Needless to say, they didn't survive very long, possibly lasted for about six months or much less. The oldest that I have kept on live food is about 3 years old.

I do believe that they will eventually pass on dry food in the long run, so I would always advise on live food for them. And it won't go wrong if your thoughts are in line with the goby experts.

http://homepage.mac.com/nmonks/aquar....html#gobiidae

Regardless, just make sure they really EAT (open mouth, take food, swallow and possibly poo).  :Laughing:

----------


## doppelbanddwarf

Oh i didn't know they can't survive long on dry foods. I'm quite sure they do not spit out the micropellets though. Oh and i believe they along with the apistogrammas are feeding on young guppies.

----------


## Quixotic

Well, that's just my experience but your mileage may vary. One of the problems was that some will go on hunger strikes after some time. But as long as they are eating something, then I think there isn't a major problem.

And yes, they do gobble up things that can fit in their mouth. Yummy...

----------


## newman

i used to have some bumblebee goby once
they are really cute bunch of creatures
however their looks are rather deceiving.
there was once when my goby took a bite at my rasboras while they are resting

----------


## Quixotic

Lest someone get the wrong impression that they are fearsome fishes, well, they are not. They do not bite as in taking a chunk out of other fishes.

Bumblebee gobies need to establish their own territories and will chase away any fishes near them. Hence the biting action, which does nothing more than torn fins at worst, and even so, this is extremely rare (torn fins).

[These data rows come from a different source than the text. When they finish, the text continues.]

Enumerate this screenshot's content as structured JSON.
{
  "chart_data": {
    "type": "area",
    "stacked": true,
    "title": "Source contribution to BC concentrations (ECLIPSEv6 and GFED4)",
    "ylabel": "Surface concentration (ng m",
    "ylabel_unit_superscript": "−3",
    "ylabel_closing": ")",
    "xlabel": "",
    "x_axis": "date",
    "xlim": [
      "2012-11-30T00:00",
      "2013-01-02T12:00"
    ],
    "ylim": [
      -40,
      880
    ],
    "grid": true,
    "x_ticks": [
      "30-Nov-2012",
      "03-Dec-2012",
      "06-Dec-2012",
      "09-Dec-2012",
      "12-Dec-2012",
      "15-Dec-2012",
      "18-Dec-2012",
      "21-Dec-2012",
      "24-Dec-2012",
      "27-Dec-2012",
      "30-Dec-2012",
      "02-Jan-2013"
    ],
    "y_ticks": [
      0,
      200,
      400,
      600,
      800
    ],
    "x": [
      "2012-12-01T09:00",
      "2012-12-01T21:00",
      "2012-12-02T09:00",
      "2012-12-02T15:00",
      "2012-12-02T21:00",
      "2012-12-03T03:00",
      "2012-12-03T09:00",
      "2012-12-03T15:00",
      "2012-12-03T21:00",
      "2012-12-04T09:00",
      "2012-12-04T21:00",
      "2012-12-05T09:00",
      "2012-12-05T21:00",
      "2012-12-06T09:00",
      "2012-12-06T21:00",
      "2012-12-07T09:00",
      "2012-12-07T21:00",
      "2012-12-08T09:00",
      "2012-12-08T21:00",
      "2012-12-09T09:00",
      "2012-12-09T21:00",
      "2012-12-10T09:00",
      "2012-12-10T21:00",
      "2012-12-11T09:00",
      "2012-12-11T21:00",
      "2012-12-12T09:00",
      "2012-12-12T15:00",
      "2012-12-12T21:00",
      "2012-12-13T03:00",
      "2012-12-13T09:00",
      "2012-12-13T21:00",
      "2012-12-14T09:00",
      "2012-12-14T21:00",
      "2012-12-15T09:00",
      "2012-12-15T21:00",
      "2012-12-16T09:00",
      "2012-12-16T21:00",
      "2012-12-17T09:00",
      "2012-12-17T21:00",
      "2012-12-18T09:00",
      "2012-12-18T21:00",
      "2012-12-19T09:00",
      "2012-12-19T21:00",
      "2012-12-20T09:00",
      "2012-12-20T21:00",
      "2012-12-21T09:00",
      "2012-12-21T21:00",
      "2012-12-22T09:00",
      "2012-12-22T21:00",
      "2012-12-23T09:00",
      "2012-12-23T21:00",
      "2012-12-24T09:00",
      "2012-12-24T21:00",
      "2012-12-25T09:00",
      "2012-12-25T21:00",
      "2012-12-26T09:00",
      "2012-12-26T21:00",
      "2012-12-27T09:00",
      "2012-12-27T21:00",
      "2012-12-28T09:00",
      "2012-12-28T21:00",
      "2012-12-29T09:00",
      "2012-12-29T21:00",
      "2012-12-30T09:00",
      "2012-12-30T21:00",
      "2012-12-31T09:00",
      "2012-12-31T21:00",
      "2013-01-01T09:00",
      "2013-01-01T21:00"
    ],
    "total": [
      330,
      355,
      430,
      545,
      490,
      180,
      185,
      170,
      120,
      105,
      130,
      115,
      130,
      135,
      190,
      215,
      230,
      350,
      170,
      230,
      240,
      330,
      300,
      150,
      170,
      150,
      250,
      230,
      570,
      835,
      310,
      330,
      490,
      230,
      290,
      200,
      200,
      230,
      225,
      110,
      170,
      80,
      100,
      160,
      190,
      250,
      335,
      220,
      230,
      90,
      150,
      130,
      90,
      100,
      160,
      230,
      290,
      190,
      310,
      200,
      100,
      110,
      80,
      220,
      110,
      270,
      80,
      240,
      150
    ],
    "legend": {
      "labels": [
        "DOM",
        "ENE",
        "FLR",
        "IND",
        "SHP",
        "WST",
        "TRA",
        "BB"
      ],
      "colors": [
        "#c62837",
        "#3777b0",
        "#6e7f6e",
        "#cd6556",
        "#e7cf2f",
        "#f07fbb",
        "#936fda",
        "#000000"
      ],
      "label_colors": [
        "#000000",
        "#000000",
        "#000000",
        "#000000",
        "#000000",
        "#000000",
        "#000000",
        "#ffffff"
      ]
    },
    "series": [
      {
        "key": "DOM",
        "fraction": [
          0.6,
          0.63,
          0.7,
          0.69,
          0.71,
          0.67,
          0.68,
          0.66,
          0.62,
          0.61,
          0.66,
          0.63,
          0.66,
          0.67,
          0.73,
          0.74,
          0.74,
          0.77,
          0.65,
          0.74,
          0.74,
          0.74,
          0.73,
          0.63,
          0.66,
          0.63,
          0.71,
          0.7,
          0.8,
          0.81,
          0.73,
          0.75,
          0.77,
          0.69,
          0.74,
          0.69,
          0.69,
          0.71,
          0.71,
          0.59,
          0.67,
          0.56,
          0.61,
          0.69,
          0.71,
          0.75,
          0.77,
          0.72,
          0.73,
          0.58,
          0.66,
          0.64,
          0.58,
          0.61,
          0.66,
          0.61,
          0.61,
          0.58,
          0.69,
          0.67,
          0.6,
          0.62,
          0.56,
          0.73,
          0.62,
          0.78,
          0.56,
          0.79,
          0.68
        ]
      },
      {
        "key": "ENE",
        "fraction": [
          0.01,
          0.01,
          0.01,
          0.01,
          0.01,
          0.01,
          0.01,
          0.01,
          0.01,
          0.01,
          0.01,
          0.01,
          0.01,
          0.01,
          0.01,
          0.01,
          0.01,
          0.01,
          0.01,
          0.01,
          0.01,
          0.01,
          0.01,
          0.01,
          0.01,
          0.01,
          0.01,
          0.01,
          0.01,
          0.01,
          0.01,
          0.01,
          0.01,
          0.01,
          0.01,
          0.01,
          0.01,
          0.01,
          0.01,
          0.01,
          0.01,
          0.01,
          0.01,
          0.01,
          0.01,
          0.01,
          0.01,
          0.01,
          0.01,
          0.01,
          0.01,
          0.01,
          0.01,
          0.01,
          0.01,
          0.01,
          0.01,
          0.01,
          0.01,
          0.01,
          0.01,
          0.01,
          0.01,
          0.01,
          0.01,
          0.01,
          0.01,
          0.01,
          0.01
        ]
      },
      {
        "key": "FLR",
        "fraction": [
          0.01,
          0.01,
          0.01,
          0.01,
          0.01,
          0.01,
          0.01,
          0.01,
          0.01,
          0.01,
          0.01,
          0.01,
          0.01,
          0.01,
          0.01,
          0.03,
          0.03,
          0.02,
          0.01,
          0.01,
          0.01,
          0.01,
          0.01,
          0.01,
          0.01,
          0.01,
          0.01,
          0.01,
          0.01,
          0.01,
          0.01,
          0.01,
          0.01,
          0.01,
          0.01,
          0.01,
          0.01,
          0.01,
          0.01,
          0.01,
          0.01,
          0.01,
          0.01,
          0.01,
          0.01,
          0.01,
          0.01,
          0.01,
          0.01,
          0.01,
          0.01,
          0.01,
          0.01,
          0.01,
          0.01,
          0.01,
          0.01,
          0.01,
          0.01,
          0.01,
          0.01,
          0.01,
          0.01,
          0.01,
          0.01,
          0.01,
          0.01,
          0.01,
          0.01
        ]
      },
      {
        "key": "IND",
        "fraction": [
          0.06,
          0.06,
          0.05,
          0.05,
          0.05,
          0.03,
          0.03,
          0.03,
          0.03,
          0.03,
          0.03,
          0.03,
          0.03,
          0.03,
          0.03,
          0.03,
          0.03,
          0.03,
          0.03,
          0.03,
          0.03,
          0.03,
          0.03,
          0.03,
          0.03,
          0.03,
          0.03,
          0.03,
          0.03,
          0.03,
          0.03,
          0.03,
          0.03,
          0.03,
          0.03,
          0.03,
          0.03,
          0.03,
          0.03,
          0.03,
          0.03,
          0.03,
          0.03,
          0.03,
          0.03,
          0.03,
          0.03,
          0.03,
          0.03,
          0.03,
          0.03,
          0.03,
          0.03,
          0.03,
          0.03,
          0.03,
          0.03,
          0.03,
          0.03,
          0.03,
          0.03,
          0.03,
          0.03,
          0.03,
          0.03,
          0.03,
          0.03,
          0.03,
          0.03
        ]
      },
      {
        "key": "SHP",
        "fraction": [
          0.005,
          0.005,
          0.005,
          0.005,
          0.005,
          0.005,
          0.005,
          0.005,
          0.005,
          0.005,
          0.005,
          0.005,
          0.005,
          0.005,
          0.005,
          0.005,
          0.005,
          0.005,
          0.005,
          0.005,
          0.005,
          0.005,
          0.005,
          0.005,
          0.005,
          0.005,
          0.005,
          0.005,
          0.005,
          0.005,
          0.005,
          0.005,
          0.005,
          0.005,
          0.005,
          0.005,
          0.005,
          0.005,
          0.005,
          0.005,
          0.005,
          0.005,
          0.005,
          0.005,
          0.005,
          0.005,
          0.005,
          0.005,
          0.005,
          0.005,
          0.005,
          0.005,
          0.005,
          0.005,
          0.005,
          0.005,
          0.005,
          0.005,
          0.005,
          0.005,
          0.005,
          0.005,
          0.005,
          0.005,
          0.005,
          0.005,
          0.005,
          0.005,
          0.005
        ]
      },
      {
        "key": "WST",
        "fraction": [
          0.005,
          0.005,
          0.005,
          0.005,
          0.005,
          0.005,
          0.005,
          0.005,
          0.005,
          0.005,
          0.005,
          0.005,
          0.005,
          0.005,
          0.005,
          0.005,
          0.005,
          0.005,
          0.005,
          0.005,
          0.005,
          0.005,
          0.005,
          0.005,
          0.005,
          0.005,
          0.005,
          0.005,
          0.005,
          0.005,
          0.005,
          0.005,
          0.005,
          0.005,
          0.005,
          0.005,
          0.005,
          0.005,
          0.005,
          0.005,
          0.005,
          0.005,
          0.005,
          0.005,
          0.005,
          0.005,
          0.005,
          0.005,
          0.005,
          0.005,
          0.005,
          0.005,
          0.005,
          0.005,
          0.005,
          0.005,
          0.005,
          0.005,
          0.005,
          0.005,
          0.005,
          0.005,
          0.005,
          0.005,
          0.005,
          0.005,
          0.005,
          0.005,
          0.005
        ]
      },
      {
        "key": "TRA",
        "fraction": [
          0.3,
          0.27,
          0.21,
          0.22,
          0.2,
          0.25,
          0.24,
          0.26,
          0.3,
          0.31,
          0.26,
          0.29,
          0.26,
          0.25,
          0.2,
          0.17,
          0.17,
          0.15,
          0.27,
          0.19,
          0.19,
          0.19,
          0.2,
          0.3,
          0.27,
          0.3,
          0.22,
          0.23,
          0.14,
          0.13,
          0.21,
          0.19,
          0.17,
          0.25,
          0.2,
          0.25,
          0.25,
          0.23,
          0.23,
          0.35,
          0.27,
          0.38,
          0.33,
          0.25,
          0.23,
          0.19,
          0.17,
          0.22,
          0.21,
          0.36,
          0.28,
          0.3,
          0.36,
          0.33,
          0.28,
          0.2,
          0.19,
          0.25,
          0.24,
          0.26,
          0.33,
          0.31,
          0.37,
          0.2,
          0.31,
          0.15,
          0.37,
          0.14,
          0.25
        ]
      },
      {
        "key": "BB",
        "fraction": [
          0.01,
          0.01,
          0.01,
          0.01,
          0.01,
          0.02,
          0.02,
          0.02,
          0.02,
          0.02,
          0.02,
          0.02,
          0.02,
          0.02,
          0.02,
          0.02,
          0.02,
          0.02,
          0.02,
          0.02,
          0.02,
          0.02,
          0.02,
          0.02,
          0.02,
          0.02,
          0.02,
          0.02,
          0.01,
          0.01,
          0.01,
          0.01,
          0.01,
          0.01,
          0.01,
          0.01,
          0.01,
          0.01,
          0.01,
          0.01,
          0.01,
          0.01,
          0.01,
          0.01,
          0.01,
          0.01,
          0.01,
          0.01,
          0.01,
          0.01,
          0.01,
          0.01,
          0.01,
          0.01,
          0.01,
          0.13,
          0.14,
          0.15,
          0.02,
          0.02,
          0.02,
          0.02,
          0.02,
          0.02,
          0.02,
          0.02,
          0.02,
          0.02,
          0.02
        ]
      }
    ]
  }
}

They will, though, eat fries as would other fishes, as long as it is something that fits their mouths.

Mine mixes well with fast fishes like rasboras and tetras, but need to be sure that they get to eat. Most food would be quickly eaten up by other fishes, so there are occassions where you may need to spoon feed them, literally.

----------


## LTL

tink they only prefer live feed... Frozen BW are accepted after some training...

----------